La simple présence du LBD opère un glissement qui modifie en actes la doctrine appliquée sur le terrain. Si, comme le dit M. Bertrand Cavallier, « la règle d'or en matière de maintien de l'ordre est que la force doit se manifester sans jamais avoir à s'exercer », on doit reconnaître que le Flash-Ball répond à une logique inverse. L'arrivée d'un canon à eau, l'équipement des CRS avant une charge, ainsi que les secondes qui précèdent le lancer des gaz lacrymogènes sont perceptibles par les manifestants. La force se manifeste avant de s'exercer. Le Flash-Ball, lui, ne se manifeste pas ; il frappe. Et pour cause : son déploiement se résume au simple fait d'appuyer sur la gâchette. Les blessés disent d'ailleurs souvent ne pas avoir compris ce qui leur arrivait.
On peut souligner une autre caractéristique du Flash-Ball et du LBD, qui les met en porte-à-faux avec la doctrine française du maintien de l'ordre. Les gaz lacrymogènes, une charge de CRS, un jet de canon à eau s'adressent au corps collectif des manifestants : leur fonction est de les repousser dans le cadre des dispositions relatives à l'attroupement. Le Flash-Ball et le LBD répondent aux mêmes cadres d'usage mais leurs effets sont tout à fait différents. D'abord, ils ne s'adressent pas au corps collectif des manifestants mais à une seule personne. Ensuite, ils ne repoussent pas mais frappent. S'ils dispersent, ce n'est pas par l'exercice contenu de la force contre l'ensemble des manifestants mais par l'extrême violence exercée sur l'un d'entre eux. Pour cette raison, nous disons que le Flash-Ball et le LBD sont des armes de terreur. Leur devise, c'est : « En frapper un pour terroriser tous les autres ».

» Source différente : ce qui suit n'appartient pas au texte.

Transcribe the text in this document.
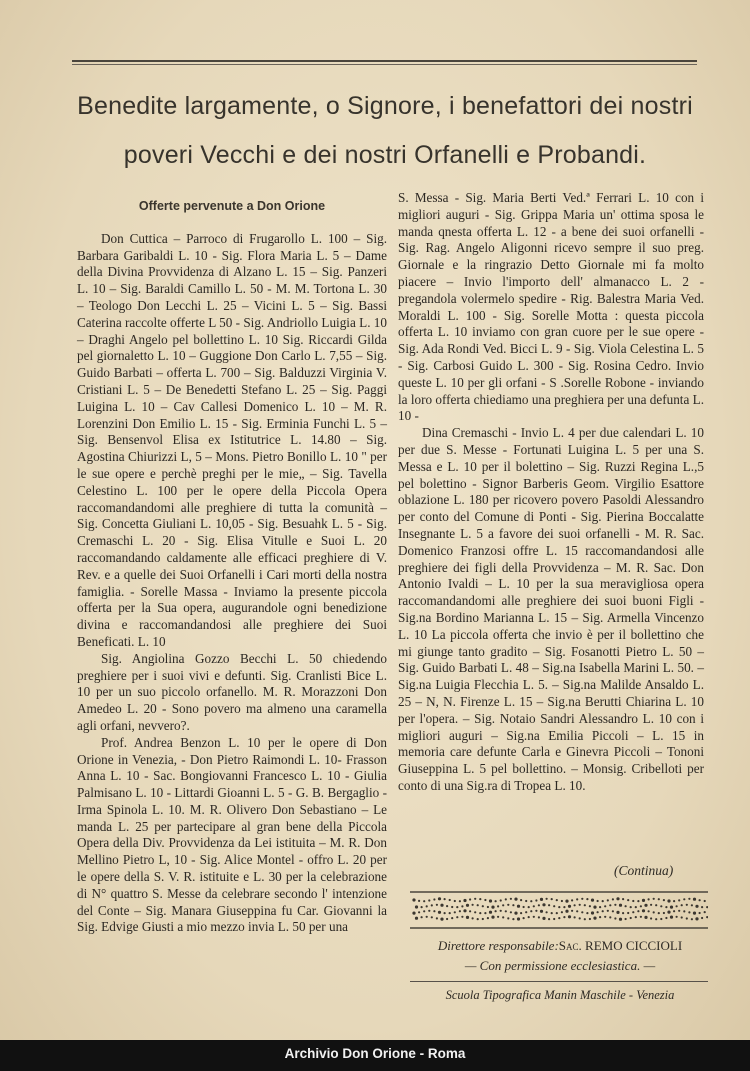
Benedite largamente, o Signore, i benefattori dei nostri
poveri Vecchi e dei nostri Orfanelli e Probandi.
Offerte pervenute a Don Orione

Don Cuttica – Parroco di Frugarollo L. 100 – Sig. Barbara Garibaldi L. 10 - Sig. Flora Maria L. 5 – Dame della Divina Provvidenza di Alzano L. 15 – Sig. Panzeri L. 10 – Sig. Baraldi Camillo L. 50 - M. M. Tortona L. 30 – Teologo Don Lecchi L. 25 – Vicini L. 5 – Sig. Bassi Caterina raccolte offerte L 50 - Sig. Andriollo Luigia L. 10 – Draghi Angelo pel bollettino L. 10 Sig. Riccardi Gilda pel giornaletto L. 10 – Guggione Don Carlo L. 7,55 – Sig. Guido Barbati – offerta L. 700 – Sig. Balduzzi Virginia V. Cristiani L. 5 – De Benedetti Stefano L. 25 – Sig. Paggi Luigina L. 10 – Cav Callesi Domenico L. 10 – M. R. Lorenzini Don Emilio L. 15 - Sig. Erminia Funchi L. 5 – Sig. Bensenvol Elisa ex Istitutrice L. 14.80 – Sig. Agostina Chiurizzi L, 5 – Mons. Pietro Bonillo L. 10 " per le sue opere e perchè preghi per le mie„ – Sig. Tavella Celestino L. 100 per le opere della Piccola Opera raccomandandomi alle preghiere di tutta la comunità – Sig. Concetta Giuliani L. 10,05 - Sig. Besuahk L. 5 - Sig. Cremaschi L. 20 - Sig. Elisa Vitulle e Suoi L. 20 raccomandando caldamente alle efficaci preghiere di V. Rev. e a quelle dei Suoi Orfanelli i Cari morti della nostra famiglia. - Sorelle Massa - Inviamo la presente piccola offerta per la Sua opera, augurandole ogni benedizione divina e raccomandandosi alle preghiere dei Suoi Beneficati. L. 10

Sig. Angiolina Gozzo Becchi L. 50 chiedendo preghiere per i suoi vivi e defunti. Sig. Cranlisti Bice L. 10 per un suo piccolo orfanello. M. R. Morazzoni Don Amedeo L. 20 - Sono povero ma almeno una caramella agli orfani, nevvero?.

Prof. Andrea Benzon L. 10 per le opere di Don Orione in Venezia, - Don Pietro Raimondi L. 10- Frasson Anna L. 10 - Sac. Bongiovanni Francesco L. 10 - Giulia Palmisano L. 10 - Littardi Gioanni L. 5 - G. B. Bergaglio - Irma Spinola L. 10. M. R. Olivero Don Sebastiano – Le manda L. 25 per partecipare al gran bene della Piccola Opera della Div. Provvidenza da Lei istituita – M. R. Don Mellino Pietro L, 10 - Sig. Alice Montel - offro L. 20 per le opere della S. V. R. istituite e L. 30 per la celebrazione di N° quattro S. Messe da celebrare secondo l' intenzione del Conte – Sig. Manara Giuseppina fu Car. Giovanni la Sig. Edvige Giusti a mio mezzo invia L. 50 per una

S. Messa - Sig. Maria Berti Ved.ª Ferrari L. 10 con i migliori auguri - Sig. Grippa Maria un' ottima sposa le manda qnesta offerta L. 12 - a bene dei suoi orfanelli - Sig. Rag. Angelo Aligonni ricevo sempre il suo preg. Giornale e la ringrazio Detto Giornale mi fa molto piacere – Invio l'importo dell' almanacco L. 2 - pregandola volermelo spedire - Rig. Balestra Maria Ved. Moraldi L. 100 - Sig. Sorelle Motta : questa piccola offerta L. 10 inviamo con gran cuore per le sue opere - Sig. Ada Rondi Ved. Bicci L. 9 - Sig. Viola Celestina L. 5 - Sig. Carbosi Guido L. 300 - Sig. Rosina Cedro. Invio queste L. 10 per gli orfani - S .Sorelle Robone - inviando la loro offerta chiediamo una preghiera per una defunta L. 10 -

Dina Cremaschi - Invio L. 4 per due calendari L. 10 per due S. Messe - Fortunati Luigina L. 5 per una S. Messa e L. 10 per il bolettino – Sig. Ruzzi Regina L.,5 pel bolettino - Signor Barberis Geom. Virgilio Esattore oblazione L. 180 per ricovero povero Pasoldi Alessandro per conto del Comune di Ponti - Sig. Pierina Boccalatte Insegnante L. 5 a favore dei suoi orfanelli - M. R. Sac. Domenico Franzosi offre L. 15 raccomandandosi alle preghiere dei figli della Provvidenza – M. R. Sac. Don Antonio Ivaldi – L. 10 per la sua meravigliosa opera raccomandandomi alle preghiere dei suoi buoni Figli - Sig.na Bordino Marianna L. 15 – Sig. Armella Vincenzo L. 10 La piccola offerta che invio è per il bollettino che mi giunge tanto gradito – Sig. Fosanotti Pietro L. 50 – Sig. Guido Barbati L. 48 – Sig.na Isabella Marini L. 50. – Sig.na Luigia Flecchia L. 5. – Sig.na Malilde Ansaldo L. 25 – N, N. Firenze L. 15 – Sig.na Berutti Chiarina L. 10 per l'opera. – Sig. Notaio Sandri Alessandro L. 10 con i migliori auguri – Sig.na Emilia Piccoli – L. 15 in memoria care defunte Carla e Ginevra Piccoli – Tononi Giuseppina L. 5 pel bollettino. – Monsig. Cribelloti per conto di una Sig.ra di Tropea L. 10.

(Continua)
Direttore responsabile:Sac. REMO CICCIOLI
— Con permissione ecclesiastica. —
Scuola Tipografica Manin Maschile - Venezia
Archivio Don Orione - Roma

Aux principes d'absolue nécessité, de proportionnalité, de mise à distance, est associée de manière sous-jacente la responsabilité que les forces de l'ordre ont de l'intégrité physique des manifestants, quelles que soient les manifestations et quels que soient leurs participants. Les jets d'eau repoussent et mouillent. Les gaz lacrymogènes piquent les yeux, le visage et la gorge. Le Flash-Ball et le LBD blessent, mutilent et parfois tuent. Il y a là, en actes, un changement de la doctrine qui ne dit pas son nom, une transformation lourde de significations. Avec le Flash-Ball et le LBD, c'est la possibilité même d'agir collectivement sans prendre le risque d'être mutilé qui est remise en question.

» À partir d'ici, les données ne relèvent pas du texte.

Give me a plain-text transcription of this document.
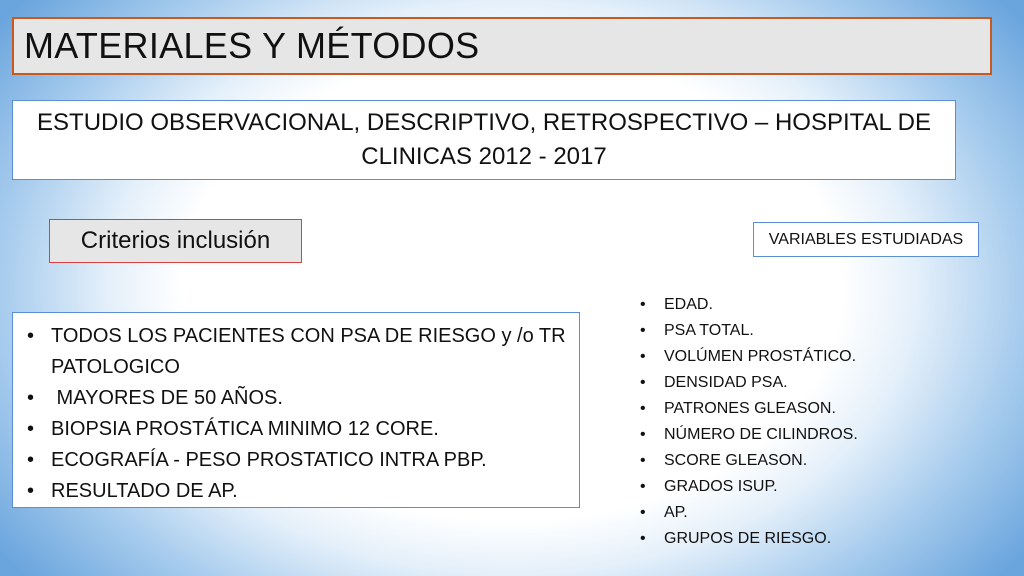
MATERIALES Y MÉTODOS
ESTUDIO OBSERVACIONAL, DESCRIPTIVO, RETROSPECTIVO – HOSPITAL DE CLINICAS 2012 - 2017
Criterios inclusión	VARIABLES ESTUDIADAS
• TODOS LOS PACIENTES CON PSA DE RIESGO y /o TR PATOLOGICO
• MAYORES DE 50 AÑOS.
• BIOPSIA PROSTÁTICA MINIMO 12 CORE.
• ECOGRAFÍA - PESO PROSTATICO INTRA PBP.
• RESULTADO DE AP.
• EDAD.
• PSA TOTAL.
• VOLÚMEN PROSTÁTICO.
• DENSIDAD PSA.
• PATRONES GLEASON.
• NÚMERO DE CILINDROS.
• SCORE GLEASON.
• GRADOS ISUP.
• AP.
• GRUPOS DE RIESGO.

À de nombreuses reprises, les membres de la commission ont mis en équivalence la violence des manifestants et la violence des forces de l'ordre : l'une viendrait justifier l'autre. Cela n'a pas de sens pour nous. D'un côté, il y a un corps armé composé de milliers d'hommes entraînés ; de l'autre, une population civile. On a bien compris qu'avec cette équivalence, ce que l'on essaie de nous faire accepter, c'est qu'une minorité violente s'infiltrerait à l'intérieur de cortèges pacifiques et respectueux de la légalité. Au final, ce seraient eux les responsables de la mort de Rémi.
Ce qui fut la stratégie de défense du Gouvernement trouve une prolongation ici. Cet ennemi intérieur justifierait des armes nouvelles et des lois d'exception. Pour nous, la réalité est tout autre. D'une certaine manière, on la devine dans les mots des policiers eux-mêmes : la police fait face non pas à une augmentation de la violence mais à une augmentation de la conflictualité générale. Qu'ils soient agriculteurs, travailleurs précaires ou zadistes, ceux qui se battent n'ont plus d'autre choix que d'emprunter des formes de lutte sortant du cadre de la simple manifestation. Il n'y a pas de bons ou de mauvais manifestants ; il y a des gens, de plus en nombreux qui, dépossédés de leur activité, de la richesse commune, de leur territoire, de leur environnement, se battent pour les garder, voire pour les reconquérir. Et ils font face à un pouvoir qui ne lâche plus rien car il est entièrement soumis à des intérêts économiques privés.